Yep, that’s right, amidst all of this blood, chaos and general oddities committed to celluloid – there is a social commentary afoot. I don’t personally find myself agreeing with the vision completely, but the film shows a world in which capitalism is left to run amuck and police departments become organizations rather than publicly funded institutions. Generally the film is meant to leave you wondering whether or not our societies might someday go in such a far right direction what might happen. Generally my opinion is whether public or privatized, people are people and we have crooked cops now and we would have them then as well I imagine. Regardless, the film does offer some valid ideas and shows some insight into this strange other world that it creates for itself. Creating an Orwellian dystopian hell hole and throwing in a bit of Robocop-like vision (as well as humorous commercial breaks!), you can’t help but appreciate the attempts at getting “deep” right dead in the center of such an over the top exploitation film. One that carries some of the most spectacular imagery I can currently think of. It pushes the body modification boundaries to limits never before seen and is done so in amazing fashion.

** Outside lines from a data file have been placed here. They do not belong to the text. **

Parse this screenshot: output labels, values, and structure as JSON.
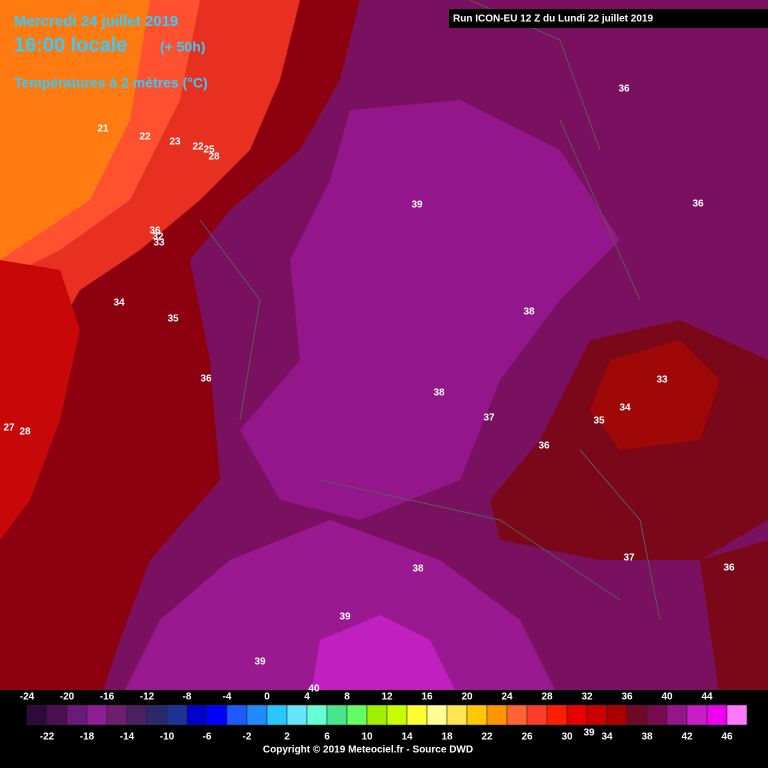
{
  "header": {
    "date": "Mercredi 24 juillet 2019",
    "time": "16:00 locale",
    "lead": "(+ 50h)",
    "parameter": "Températures à 2 mètres (°C)",
    "run": "Run ICON-EU 12 Z du Lundi 22 juillet 2019"
  },
  "contour_labels": [
    36,
    21,
    22,
    23,
    22,
    25,
    28,
    39,
    36,
    36,
    32,
    33,
    34,
    35,
    38,
    33,
    36,
    38,
    34,
    37,
    35,
    27,
    28,
    36,
    37,
    38,
    36,
    39,
    39,
    40,
    39
  ],
  "scale": {
    "values": [
      -24,
      -22,
      -20,
      -18,
      -16,
      -14,
      -12,
      -10,
      -8,
      -6,
      -4,
      -2,
      0,
      2,
      4,
      6,
      8,
      10,
      12,
      14,
      16,
      18,
      20,
      22,
      24,
      26,
      28,
      30,
      32,
      34,
      36,
      38,
      40,
      42,
      44,
      46
    ],
    "colors": [
      "#2d0a3c",
      "#4b1050",
      "#6a1a78",
      "#8c1e96",
      "#6e1e6e",
      "#4b2060",
      "#2a2a6a",
      "#1e3296",
      "#0000c8",
      "#0000ff",
      "#1e5aff",
      "#1e8cff",
      "#28c8ff",
      "#64e6ff",
      "#64ffd2",
      "#46e68c",
      "#64ff64",
      "#a0f000",
      "#c8ff00",
      "#ffff32",
      "#ffff96",
      "#ffe650",
      "#ffc800",
      "#ff9600",
      "#ff6432",
      "#ff3c28",
      "#ff1e00",
      "#e60000",
      "#c80000",
      "#aa0000",
      "#6e0a28",
      "#780a50",
      "#96148c",
      "#c81ec8",
      "#f000f0",
      "#ff78ff"
    ]
  },
  "footer": {
    "copyright": "Copyright © 2019 Meteociel.fr - Source DWD"
  }
}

There are amputees with no arms or legs walking around on swords, women with stitches where their breasts once were and of course your run of the mill average penis monster to top things off. The FX, from the same gentleman responsible for The Machine Girl, are all very well done. Occasionally there’s some CGI that takes you out of the element, and some of the latex work isn’t exactly the very best the world has seen but I’m not complaining. The two head explosions that probably look the least realistic are still done in such a way that you can only describe them as “cool!”. Not bad! As always though, this surely isn’t going to be up everyone’s alley. A lot of people I’ve been hearing feedback from have had great things to say about it and I can only join their praise; but yeah, this one sure ain’t your average commercial release. For fans of extreme cinema however, you’ll find a lot to enjoy here. For fans of of bizarre independent cinema, you too will find something to enjoy. For those looking for just a flick to sip a brew and watch with the pals – well, maybe yes and maybe no. As gory and crazy as the film gets, it also carries that arthouse respectability. Whether you can get over that or not is on the viewer – but for my personal opinion, I thought it was a really great and taboo crushing scifi/horror. I can’t wait for the ultimate sequel, which is essentially promised to viewers. My final thoughts: don’t be late to jump on the bandwagon, get on board the goretrain ASAP.